Ia menambahkan, tak perlu khawatir soal distribusi penjualan hasil pengolahan sampah. Dengan rantai BUMN, BUMD, dan perusahaan swasta, berbagai produk pupuk bisa dipasok untuk industri perkebunan atau pertanian. Pupuk olahan sampah bisa turut membantu rekonservasi daerah bekas pertambangan yang kini memicu masalah, seperti di Kalimantan.
Dalam skala kecil, di lingkup kampung, kelurahan, atau kecamatan, pemerintah bisa membuat terobosan dengan membangun unit pengolahan sampah dengan kapasitas sekitar 100 ton.
Warga diajak dan diberi insentif langsung, bisa berupa sejumlah uang tunai pengganti setoran sampah, sehingga terpacu untuk memilah dan mengolah sampah. Cara ini juga efektif untuk menghindari penggunaan incinerator yang Aris yakini lebih banyak efek negatifnya, seperti polusi tinggi.
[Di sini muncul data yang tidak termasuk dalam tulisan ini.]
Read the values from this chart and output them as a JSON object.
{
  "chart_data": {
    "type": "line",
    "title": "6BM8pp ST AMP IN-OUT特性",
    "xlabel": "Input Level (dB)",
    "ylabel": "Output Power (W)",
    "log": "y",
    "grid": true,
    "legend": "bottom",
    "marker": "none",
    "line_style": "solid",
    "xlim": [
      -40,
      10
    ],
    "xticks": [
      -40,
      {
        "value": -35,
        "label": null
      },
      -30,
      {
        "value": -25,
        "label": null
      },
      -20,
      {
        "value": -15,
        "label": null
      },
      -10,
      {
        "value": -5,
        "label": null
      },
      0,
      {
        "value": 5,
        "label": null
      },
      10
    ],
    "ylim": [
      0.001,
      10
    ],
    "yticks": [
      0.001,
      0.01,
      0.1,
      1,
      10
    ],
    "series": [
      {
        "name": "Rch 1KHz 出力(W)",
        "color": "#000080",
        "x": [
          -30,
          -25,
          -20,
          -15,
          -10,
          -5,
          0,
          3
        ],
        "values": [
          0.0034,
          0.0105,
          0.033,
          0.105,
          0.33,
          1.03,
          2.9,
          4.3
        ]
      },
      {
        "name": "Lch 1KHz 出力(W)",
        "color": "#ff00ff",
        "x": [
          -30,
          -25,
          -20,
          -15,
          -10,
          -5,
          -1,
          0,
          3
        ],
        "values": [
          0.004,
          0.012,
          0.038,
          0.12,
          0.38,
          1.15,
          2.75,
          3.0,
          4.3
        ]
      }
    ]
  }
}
Dengan sederet aturan yang ada soal pengelolaan sampah dan uang yang dimiliki Jakarta, Aris yakin gagasannya amat mungkin dilakukan. Yang penting, segala upaya dilakukan terus secara konsisten sesuai perencanaan.
Di sisi lain, kampanye terus-menerus soal penggunaan produk daur ulang juga diperlukan agar muncul kesadaran warga.